As I briefly mentioned, Nordstrom’s success comes from smart management. Their discount-centric Nordstrom Rack has generated significant success. Moreover, the company has become much more inclusive, offering inventory and an environment that caters to all sizes.
It’s attention to the small details that sets apart JWN stock from rival offerings. Since the competition hasn’t really kept up, I expect Nordstrom to continue leading the way.
Ulta Beauty (ULTA)
When investors consider blue-chip stocks for Black Friday, Ulta Beauty (NASDAQ:ULTA) doesn’t really fit the common narrative. However, ULTA stock has proven exceptionally resilient in light of recent broader volatility.
For instance, the organization mitigated its losses during the October selloff. While the largest beauty retailer in the U.S. suffered choppiness, ULTA stock dropped only 3%. I know many companies that would love to trade places with Ulta.
A critically important factor driving up share prices is that the beauty specialist is virtually Amazon-proof. Ulta offers a convenient channel for customers to get hands-on with their target products before making a purchase. That’s not a process you can easily duplicate with e-commerce, thus potentially boosting ULTA stock.
Finally, the retailer is likely to offer substantive deals this Black Friday. Prior sales have included half-off pricing, and buy-one-get-one-free, or BOGO deals.
General Motors (GM)
Among the blue-chip stocks to buy mentioned here, General Motors (NYSE:GM) could be the strangest pick. After all, the automotive market has faced fundamental turbulence, driving down most sector players.
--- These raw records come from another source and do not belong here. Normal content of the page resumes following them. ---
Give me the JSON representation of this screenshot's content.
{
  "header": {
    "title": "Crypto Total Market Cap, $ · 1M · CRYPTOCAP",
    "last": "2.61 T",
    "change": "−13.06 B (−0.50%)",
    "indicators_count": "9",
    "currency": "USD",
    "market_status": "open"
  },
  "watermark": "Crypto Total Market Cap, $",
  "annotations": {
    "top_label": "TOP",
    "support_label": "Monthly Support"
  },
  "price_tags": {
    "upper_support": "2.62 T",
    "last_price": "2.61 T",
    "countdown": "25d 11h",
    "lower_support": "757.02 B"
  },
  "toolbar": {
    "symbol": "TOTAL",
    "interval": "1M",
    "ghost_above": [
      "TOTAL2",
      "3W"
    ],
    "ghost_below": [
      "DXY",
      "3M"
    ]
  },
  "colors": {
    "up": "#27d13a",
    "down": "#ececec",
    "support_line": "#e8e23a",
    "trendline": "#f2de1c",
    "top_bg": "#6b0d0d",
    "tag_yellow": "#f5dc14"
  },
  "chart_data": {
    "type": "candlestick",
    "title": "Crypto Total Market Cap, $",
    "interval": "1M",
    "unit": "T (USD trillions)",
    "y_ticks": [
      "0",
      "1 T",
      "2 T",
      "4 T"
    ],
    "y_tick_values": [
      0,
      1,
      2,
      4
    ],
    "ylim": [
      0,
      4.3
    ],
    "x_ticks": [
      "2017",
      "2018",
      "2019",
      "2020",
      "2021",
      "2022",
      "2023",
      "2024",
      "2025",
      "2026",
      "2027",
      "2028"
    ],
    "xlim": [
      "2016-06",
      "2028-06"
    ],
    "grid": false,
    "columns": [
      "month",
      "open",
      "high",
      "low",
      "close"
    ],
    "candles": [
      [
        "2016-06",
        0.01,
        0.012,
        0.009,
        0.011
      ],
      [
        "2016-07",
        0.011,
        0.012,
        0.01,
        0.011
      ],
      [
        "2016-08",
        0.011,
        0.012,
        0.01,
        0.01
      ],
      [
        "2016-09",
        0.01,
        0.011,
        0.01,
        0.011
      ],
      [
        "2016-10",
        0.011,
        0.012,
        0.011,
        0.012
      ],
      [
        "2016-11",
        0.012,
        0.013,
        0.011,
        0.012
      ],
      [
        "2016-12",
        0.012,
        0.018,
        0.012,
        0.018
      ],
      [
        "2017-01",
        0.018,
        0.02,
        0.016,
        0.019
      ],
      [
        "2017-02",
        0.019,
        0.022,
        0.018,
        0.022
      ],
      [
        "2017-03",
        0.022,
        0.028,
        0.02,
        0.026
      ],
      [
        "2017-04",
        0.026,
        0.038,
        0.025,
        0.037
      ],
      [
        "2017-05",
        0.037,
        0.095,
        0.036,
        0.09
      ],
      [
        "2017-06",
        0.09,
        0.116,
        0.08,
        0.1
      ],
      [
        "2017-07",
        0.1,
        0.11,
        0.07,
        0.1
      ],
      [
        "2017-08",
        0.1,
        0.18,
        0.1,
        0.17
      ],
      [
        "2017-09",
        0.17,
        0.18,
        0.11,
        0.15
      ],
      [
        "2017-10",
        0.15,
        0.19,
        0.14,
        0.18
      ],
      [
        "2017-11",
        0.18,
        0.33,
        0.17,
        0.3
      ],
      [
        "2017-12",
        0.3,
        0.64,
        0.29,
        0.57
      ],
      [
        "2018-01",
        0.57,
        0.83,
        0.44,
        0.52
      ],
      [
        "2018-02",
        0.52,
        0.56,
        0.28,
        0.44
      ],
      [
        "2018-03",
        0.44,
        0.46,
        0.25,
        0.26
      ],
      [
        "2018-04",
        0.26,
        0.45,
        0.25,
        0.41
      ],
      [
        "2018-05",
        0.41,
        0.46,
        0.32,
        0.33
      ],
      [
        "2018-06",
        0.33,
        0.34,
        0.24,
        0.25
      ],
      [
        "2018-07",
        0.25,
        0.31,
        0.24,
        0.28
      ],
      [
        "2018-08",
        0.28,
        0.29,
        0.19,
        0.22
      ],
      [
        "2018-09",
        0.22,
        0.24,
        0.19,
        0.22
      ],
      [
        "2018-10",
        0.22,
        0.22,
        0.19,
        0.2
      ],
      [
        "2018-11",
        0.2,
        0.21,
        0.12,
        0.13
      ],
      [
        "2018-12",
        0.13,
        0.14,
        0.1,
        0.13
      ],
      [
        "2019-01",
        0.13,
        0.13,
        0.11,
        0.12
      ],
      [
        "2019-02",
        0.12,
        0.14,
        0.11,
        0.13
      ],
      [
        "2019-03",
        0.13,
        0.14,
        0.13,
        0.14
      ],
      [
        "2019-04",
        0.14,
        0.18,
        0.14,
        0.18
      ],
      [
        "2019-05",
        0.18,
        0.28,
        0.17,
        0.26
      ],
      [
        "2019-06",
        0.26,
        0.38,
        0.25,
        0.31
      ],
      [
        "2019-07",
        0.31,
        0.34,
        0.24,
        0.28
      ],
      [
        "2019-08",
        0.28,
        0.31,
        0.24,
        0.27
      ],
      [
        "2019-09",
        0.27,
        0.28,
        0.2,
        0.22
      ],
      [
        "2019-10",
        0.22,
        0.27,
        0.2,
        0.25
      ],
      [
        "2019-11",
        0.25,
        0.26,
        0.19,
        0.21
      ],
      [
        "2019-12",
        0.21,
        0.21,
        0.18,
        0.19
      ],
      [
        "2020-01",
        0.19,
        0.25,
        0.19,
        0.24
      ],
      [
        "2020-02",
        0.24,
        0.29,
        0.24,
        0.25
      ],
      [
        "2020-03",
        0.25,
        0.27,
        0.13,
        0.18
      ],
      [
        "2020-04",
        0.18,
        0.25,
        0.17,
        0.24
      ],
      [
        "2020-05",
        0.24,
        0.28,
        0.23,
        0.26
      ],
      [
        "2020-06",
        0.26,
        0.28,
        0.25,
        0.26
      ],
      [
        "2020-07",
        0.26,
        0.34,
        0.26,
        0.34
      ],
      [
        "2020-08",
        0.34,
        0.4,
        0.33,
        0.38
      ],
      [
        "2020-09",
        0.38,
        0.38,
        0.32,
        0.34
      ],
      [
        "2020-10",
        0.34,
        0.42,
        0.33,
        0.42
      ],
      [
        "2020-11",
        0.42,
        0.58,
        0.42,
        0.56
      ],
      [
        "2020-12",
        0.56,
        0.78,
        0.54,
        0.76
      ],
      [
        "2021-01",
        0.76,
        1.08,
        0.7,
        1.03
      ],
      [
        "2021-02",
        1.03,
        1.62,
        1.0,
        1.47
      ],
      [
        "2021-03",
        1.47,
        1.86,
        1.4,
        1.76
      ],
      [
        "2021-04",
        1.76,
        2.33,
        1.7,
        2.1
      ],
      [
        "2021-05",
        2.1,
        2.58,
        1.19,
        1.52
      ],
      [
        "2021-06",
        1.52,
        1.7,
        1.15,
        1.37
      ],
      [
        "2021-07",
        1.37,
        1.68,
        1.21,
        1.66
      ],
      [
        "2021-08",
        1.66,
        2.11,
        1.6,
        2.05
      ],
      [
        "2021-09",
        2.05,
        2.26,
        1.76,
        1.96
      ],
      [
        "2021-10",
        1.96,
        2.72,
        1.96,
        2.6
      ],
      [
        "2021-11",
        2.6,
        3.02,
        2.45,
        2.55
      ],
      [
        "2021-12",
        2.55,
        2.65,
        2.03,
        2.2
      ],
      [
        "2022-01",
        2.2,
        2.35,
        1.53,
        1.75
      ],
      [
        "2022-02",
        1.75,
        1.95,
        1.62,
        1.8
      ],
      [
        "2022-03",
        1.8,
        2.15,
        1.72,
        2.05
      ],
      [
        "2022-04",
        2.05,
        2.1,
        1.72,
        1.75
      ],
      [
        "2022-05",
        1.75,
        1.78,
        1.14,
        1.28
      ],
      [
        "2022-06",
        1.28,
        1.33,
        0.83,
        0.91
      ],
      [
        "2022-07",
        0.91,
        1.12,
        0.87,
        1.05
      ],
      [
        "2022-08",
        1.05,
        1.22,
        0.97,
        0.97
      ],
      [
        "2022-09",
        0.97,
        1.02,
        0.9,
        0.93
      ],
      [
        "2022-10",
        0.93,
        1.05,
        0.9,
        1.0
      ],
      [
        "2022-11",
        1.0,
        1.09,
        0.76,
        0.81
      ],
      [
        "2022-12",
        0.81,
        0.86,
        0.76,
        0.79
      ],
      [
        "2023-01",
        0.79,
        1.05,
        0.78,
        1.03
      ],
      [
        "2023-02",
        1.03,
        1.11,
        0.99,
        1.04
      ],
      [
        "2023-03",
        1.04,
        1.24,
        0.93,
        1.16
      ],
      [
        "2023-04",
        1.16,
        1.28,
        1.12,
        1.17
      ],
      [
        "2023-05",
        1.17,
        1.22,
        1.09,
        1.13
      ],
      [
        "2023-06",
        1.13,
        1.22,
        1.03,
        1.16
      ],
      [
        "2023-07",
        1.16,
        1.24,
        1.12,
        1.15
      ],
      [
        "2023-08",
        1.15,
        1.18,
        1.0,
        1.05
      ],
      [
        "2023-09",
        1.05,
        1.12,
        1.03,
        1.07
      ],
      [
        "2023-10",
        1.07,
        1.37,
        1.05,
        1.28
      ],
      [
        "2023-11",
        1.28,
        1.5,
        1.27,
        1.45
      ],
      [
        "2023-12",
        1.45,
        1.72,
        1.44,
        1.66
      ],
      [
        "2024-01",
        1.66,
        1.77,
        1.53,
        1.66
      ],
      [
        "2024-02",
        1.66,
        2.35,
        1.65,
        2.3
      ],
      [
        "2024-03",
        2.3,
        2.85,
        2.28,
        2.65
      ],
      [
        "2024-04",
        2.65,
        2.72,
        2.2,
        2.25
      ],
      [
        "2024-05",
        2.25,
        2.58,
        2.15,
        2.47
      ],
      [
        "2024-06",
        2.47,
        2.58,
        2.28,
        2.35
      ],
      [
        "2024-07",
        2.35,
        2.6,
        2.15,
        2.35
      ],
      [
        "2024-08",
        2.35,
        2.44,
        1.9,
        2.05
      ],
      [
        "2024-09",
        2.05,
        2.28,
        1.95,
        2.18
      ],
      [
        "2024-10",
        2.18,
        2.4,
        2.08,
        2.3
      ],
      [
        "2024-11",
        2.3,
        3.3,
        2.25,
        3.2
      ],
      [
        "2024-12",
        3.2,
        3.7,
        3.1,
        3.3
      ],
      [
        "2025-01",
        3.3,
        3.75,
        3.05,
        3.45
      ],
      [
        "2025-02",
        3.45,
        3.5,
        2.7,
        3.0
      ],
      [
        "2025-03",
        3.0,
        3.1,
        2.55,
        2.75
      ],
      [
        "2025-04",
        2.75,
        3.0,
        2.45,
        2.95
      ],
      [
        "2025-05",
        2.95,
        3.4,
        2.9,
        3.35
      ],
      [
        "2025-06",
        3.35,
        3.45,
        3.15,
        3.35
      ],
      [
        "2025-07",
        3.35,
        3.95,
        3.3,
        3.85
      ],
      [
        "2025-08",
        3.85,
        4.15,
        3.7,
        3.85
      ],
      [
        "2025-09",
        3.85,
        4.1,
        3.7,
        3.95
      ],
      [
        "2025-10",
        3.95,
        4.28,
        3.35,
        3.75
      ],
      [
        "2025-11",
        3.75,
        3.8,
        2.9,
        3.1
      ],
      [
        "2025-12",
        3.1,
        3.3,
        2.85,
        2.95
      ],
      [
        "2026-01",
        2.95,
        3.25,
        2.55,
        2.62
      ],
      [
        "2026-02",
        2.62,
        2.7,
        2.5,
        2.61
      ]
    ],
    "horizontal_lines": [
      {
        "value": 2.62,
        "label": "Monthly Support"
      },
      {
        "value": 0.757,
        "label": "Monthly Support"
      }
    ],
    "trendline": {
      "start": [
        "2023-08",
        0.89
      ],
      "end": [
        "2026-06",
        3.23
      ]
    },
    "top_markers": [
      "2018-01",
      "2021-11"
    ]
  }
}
So why take a shot on GM stock? Simply put, the competitive pool declined in favor of General Motors. A direct consequence of President Donald Trump taking a hard-line stance on fair trade, Japanese automakers like Toyota (NYSE:TM) have struggled for traction.
I’m not entirely sure how long this circumstance will benefit GM stock, but it could last for a while. Japanese automakers are just as reliant on Chinese sales to make their numbers work. Geopolitically, this is a delicate situation as Japan can’t afford to cozy up to China too closely given its security relationship with the U.S.
As of this writing, Josh Enomoto did not hold a position in any of the aforementioned securities.